Doce en total eran las niñas que dormían en aquella amplia habitación de techos de madera a
dos aguas. Cada una con su cama de hierro forjado, su mesita y su armario.
Cortinas entre cama y cama, que no podían descorrer, por orden
expresa de la Madre Superiora, para evitar un mayor descontrol de las alumnas.
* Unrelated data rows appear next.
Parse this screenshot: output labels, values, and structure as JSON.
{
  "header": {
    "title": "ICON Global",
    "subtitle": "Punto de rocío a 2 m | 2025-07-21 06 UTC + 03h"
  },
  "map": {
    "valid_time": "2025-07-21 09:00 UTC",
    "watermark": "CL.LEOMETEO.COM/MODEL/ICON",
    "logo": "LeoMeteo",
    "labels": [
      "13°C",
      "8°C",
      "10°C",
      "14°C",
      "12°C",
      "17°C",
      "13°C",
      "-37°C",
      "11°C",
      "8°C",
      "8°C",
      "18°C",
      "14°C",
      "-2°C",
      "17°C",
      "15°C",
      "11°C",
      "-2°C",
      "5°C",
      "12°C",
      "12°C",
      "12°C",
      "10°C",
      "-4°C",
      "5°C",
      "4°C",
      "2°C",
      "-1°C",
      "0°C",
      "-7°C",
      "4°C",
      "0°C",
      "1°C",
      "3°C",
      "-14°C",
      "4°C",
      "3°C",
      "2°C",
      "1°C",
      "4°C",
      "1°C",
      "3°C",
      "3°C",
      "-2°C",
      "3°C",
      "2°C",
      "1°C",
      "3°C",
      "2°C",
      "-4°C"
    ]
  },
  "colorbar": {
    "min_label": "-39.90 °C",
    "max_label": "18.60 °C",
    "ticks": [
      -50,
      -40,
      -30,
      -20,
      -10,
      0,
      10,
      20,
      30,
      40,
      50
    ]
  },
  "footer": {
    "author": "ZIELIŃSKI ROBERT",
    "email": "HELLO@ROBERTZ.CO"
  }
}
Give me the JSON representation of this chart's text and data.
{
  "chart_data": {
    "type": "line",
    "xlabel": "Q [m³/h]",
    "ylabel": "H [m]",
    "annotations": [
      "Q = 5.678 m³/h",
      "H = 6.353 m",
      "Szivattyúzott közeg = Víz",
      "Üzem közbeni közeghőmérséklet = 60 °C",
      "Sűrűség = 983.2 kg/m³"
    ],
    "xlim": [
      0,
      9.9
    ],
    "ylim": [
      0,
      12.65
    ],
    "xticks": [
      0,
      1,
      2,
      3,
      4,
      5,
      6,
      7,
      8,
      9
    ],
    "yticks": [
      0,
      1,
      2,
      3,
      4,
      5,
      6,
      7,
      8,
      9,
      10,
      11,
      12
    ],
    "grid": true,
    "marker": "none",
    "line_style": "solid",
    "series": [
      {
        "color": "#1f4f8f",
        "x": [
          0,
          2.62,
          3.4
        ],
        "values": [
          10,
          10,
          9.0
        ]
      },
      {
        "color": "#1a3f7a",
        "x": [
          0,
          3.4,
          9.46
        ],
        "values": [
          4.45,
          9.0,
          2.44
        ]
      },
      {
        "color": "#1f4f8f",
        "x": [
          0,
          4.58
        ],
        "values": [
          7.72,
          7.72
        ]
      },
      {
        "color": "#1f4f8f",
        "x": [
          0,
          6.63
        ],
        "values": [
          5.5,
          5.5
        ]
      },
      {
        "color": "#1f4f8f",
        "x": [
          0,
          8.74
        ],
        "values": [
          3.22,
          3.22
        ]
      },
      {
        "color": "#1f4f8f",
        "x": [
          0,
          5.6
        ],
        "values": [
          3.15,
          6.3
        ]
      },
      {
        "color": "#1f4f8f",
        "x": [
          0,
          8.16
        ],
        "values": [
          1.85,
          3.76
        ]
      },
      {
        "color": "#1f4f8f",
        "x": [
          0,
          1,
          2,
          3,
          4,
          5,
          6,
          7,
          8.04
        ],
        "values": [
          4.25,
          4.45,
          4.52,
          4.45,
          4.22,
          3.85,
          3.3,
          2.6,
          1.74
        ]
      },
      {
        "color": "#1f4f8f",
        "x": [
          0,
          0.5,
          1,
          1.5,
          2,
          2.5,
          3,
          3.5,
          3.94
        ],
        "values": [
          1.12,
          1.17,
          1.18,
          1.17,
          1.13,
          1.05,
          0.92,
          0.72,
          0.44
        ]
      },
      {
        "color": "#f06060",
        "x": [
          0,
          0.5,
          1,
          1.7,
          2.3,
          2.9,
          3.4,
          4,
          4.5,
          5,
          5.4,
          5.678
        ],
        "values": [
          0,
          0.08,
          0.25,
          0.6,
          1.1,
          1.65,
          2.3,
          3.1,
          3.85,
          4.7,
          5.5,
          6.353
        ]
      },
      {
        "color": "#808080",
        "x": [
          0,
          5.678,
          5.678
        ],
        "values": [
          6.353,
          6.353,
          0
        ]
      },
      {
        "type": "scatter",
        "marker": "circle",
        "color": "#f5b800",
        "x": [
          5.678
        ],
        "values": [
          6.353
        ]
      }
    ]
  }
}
Sobre cada una de ellas una pequeña ventana, a la que difícilmente podían acceder.
De todas aquellas otras
compañeras, Anna dedujo que solamente podría llegar a ser amiga de
Evelyne, la niña dulce, pálida y frágil, a quien Edubina hacía la vida imposible.
Florence Crane y Daviana
Balfour, por su innato sentimiento de temor a todo lo desconocido, formaban una
piña inseparable. A veces, incluso, gastaban bromas imaginando que eran
hermanas gemelas, separadas al nacer por una torpe equivocación burocrática del hospital. Hasta ese punto eran casi idénticas. Incluso en el aspecto físico eran como dos copos
de nieve, con sus diferencias en la cristalización, pero idénticos a simple vista. Morenas con melenas que les llegaban hasta la
cintura, siempre iban impecablemente peinadas, con una cola recogida y estirada
hasta tal punto que apenas tenían nariz, o ésta parecía la de un cerdito gracioso.
De Blanche Nathaira apenas
te podías fiar, ya que no había día, a pesar de que estuviera rodeada de monjas las veinticuatro horas,
que no escupiera una mentira. Era más pequeña que el resto. Esta característica, junto al hecho de
que era albina, con un pelo blanco hasta la ceguera y unos ojos levemente
rojos, habían hecho que la niña se construyera una coraza contra las burlas de las demás niñas, con ladrillos de mentiras que se elevaban hasta el cielo.
Kirsty Banner ponía especialmente nerviosas a todas, ya que su impaciencia para tener
inmediatamente todo lo que necesitara resultaba insoportable para la aparente
tranquilidad de un convento. Era rubia a rabiar y sus ojos verdes y su perfecta
figura le habían permitido siempre conseguir todo lo que deseara con una rapidez
aplastante.
Por último, Mary Cameron solía ser una niña solitaria y, a veces, demasiado espiritual. Su suave voz sacaba de
quicio a sus profesoras que hacían gran esfuerzo para
entenderla. Se ruborizaba, por ello con gran facilidad. Ese era el único momento en que sus palidísimas mejillas adquirían un poco de color.
Todas tenían
ocho años.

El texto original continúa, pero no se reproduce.